How: Stand with your feet wider than shoulder-width apart and point your toes slightly outwards. Place your hands behind your head. Pull your elbows and shoulders back. Maintain a straight back and engage your abdominals. Sit your hips back until your thighs are level with your knees, parallel to the floor. Reverse the movement, slowly raising back up to the start position. That’s one rep.

Why: As you hit your lower body, the intensity will start to ramp up. Working your larger muscle groups will spike your heart rate and send your calorie burn soaring. Which is important if you want to maximise the six-pack benefits you were working on in the previous rounds. There’s no point having strong abs if they’re swaddled in a spare tyre. Burn through the blubber with lower body squats like this and you’ll earn the Instagram-ready definition that makes the sweat worth it.

The Prison Workout

The Prison Workout

Glute Bridge With Calf Raise Toe Tap

How: Lie on your back with your arms by your sides. Bend your knees and place your feet flat on the floor. Engage your glutes as you push through your heels to raise your pelvis upwards to form a straight line with your knees. Lift both heels up off the floor. With heels raised, lift one foot off the floor and then the other, in a marching action. Lower and reverse the movement to complete the rep. Complete 11 more and that’s your first round. Only four more to go.
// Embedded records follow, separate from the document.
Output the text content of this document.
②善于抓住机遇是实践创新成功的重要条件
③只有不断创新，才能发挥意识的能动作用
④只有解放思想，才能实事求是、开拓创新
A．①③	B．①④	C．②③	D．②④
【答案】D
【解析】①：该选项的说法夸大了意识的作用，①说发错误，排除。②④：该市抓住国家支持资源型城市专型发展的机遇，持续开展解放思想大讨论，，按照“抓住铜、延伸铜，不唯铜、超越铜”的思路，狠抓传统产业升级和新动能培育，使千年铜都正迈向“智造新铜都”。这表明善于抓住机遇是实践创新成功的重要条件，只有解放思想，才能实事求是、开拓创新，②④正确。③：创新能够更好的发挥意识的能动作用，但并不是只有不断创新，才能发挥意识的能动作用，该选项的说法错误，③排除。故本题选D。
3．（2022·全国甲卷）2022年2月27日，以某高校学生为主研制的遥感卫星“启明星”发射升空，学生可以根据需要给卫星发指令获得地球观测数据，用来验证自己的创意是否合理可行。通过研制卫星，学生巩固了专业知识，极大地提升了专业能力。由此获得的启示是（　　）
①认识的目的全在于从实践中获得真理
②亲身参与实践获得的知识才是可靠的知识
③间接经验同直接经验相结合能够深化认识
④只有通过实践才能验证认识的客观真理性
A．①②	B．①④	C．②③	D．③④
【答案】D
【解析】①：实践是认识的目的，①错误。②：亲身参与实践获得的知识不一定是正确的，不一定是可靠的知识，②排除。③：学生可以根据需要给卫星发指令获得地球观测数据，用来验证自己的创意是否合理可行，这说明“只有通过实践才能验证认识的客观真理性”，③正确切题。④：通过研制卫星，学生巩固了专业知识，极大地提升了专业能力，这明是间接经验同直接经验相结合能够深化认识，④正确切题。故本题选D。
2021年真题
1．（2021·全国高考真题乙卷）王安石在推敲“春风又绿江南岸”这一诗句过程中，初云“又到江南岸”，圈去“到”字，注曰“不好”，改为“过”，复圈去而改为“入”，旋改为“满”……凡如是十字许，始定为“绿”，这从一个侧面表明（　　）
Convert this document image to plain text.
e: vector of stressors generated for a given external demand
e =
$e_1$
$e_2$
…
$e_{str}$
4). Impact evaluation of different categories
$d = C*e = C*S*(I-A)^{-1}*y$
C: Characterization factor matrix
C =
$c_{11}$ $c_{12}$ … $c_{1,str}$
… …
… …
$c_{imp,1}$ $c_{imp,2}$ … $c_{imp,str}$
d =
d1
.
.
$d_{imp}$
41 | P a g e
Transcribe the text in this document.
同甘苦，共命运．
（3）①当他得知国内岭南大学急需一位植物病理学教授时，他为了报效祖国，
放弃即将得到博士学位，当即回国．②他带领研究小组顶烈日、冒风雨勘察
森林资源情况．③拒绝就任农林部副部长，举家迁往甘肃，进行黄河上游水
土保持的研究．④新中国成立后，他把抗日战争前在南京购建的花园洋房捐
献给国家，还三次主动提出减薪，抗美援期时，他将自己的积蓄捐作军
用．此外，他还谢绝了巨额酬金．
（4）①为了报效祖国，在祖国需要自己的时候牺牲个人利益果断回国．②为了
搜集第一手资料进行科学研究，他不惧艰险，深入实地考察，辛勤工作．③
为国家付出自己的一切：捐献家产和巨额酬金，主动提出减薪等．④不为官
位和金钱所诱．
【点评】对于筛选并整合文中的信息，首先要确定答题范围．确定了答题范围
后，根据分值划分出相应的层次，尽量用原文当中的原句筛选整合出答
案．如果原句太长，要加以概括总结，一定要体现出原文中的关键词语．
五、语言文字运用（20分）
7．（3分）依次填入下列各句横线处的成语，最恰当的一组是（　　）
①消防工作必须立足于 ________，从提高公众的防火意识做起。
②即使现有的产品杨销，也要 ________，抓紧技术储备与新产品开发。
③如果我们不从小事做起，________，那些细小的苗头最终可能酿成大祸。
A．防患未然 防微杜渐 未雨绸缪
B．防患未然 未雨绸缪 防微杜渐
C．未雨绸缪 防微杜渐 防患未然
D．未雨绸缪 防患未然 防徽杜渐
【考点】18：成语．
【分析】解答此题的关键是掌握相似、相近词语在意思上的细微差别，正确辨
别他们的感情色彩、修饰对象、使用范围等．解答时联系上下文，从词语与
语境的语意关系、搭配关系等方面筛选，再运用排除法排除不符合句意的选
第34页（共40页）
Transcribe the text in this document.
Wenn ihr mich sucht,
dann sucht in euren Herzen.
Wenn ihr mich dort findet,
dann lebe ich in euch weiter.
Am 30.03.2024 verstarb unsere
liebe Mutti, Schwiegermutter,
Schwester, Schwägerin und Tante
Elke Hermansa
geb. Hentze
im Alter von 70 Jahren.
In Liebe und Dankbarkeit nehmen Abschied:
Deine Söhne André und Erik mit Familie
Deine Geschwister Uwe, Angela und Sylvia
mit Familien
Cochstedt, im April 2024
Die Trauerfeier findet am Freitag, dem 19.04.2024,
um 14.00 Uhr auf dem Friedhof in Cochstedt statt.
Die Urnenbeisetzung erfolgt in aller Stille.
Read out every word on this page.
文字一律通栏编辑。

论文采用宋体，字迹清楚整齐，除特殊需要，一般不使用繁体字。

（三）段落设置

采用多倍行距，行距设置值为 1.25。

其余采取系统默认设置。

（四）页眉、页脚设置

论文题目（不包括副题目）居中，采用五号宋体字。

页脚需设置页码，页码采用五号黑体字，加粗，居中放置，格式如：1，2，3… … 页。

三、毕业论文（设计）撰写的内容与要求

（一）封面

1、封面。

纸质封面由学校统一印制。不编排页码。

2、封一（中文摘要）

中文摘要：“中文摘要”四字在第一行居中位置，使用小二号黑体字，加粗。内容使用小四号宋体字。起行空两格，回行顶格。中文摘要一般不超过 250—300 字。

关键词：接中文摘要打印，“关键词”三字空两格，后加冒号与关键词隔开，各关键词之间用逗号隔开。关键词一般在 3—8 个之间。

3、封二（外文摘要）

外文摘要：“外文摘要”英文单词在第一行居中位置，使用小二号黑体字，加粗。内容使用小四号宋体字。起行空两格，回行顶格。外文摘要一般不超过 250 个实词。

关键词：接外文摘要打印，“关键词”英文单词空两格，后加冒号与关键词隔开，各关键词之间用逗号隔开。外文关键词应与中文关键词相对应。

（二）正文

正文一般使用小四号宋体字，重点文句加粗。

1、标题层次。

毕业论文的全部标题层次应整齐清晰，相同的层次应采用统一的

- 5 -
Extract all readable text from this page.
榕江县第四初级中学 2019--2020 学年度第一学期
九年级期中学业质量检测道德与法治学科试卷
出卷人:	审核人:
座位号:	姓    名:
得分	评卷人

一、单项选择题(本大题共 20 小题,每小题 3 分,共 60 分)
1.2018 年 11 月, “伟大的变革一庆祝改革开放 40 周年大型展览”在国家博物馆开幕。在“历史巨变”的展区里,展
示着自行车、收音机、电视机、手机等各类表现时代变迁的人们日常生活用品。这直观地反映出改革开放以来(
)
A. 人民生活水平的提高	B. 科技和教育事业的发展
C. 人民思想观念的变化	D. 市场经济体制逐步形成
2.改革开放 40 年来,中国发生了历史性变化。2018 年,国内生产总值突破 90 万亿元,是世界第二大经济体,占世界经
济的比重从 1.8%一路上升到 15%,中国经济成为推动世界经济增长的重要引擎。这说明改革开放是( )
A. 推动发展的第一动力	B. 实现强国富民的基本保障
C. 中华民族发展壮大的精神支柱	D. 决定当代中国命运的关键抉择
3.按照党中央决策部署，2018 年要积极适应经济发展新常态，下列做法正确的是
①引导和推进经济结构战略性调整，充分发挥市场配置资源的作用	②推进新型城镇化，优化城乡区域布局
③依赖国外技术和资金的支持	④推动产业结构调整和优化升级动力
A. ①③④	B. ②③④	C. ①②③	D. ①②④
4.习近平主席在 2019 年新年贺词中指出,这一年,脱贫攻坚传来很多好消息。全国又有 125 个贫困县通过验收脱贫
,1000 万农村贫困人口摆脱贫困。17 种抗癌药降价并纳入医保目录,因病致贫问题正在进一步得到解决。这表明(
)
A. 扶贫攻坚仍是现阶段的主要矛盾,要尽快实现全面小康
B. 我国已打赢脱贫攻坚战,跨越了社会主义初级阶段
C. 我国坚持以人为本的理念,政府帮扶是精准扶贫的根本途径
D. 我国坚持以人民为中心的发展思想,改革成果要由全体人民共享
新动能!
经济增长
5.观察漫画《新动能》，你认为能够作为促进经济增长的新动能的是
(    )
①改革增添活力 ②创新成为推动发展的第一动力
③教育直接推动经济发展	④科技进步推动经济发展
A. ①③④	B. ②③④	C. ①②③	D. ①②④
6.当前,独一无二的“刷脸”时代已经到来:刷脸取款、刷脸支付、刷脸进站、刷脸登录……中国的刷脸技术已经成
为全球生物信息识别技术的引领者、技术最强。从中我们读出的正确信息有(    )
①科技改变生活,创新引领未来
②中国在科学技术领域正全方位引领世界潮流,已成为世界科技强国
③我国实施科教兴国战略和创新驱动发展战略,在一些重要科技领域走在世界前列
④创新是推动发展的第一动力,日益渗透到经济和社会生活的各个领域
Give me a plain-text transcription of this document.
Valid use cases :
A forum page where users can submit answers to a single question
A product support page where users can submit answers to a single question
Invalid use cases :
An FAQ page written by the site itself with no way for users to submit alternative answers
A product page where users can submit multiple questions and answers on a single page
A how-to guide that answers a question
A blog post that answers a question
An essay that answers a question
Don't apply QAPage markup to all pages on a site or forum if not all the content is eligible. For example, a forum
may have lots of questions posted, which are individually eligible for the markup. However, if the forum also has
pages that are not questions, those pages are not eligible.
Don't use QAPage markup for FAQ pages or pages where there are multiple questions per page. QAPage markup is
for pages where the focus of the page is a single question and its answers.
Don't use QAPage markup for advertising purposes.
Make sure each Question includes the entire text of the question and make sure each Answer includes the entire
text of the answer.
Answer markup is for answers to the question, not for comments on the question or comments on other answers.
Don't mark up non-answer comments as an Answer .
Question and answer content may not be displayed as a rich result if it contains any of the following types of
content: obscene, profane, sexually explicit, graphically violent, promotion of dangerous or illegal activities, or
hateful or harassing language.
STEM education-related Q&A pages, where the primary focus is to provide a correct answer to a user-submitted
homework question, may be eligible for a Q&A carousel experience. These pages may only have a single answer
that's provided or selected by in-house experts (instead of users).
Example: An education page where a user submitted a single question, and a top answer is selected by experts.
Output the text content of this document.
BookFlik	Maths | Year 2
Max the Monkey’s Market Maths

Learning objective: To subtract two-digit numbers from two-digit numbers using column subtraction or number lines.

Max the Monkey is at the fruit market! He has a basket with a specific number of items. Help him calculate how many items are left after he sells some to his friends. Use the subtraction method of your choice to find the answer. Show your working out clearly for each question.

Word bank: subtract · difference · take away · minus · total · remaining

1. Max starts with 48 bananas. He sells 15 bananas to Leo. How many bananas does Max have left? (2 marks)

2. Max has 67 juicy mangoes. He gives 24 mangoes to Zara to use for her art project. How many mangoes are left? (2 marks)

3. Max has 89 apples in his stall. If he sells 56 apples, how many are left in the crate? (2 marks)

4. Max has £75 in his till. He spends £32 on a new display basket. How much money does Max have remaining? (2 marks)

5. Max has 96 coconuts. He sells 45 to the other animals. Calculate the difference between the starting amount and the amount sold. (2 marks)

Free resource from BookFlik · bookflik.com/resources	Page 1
Why: As you raise your hips up off the floor contract your butt to maximise the benefit of each rep and build power that will win your new PBs in all squats and deadlifts from here on out. They’re also the biggest muscles in your body and so will keep your calorie burn well and truly ticking over. And finally your calves. They may seem unimportant, but they’re also the muscles that men often struggle to develop. Bulk up yours and wear shorts with pride this season.

The Prison Workout

The Prison Workout

Wall Sit With Bent Knee Lift

How: Stand with your back to a wall and sink down until your legs are parallel with the floor. Position your feet shoulder width apart and far enough out that your shins are perpendicular. Press the small of your back into the wall to engage your abs. Slowly and under control to maintain balance, lift your right foot six inches from the floor and lower. Repeat on the other side and alternate. Lots.

Why: The plyometric elements of this circuit will get your heart rate up, so use this move to catch your breath. But more than that, a static isometric hold like this will light up your lower body and is an excellent change of stimulus to build leg strength. Lifting one leg will for the grounded one to work twice as hard, while also adding a level of instability to tax your abs. This one is going to burn.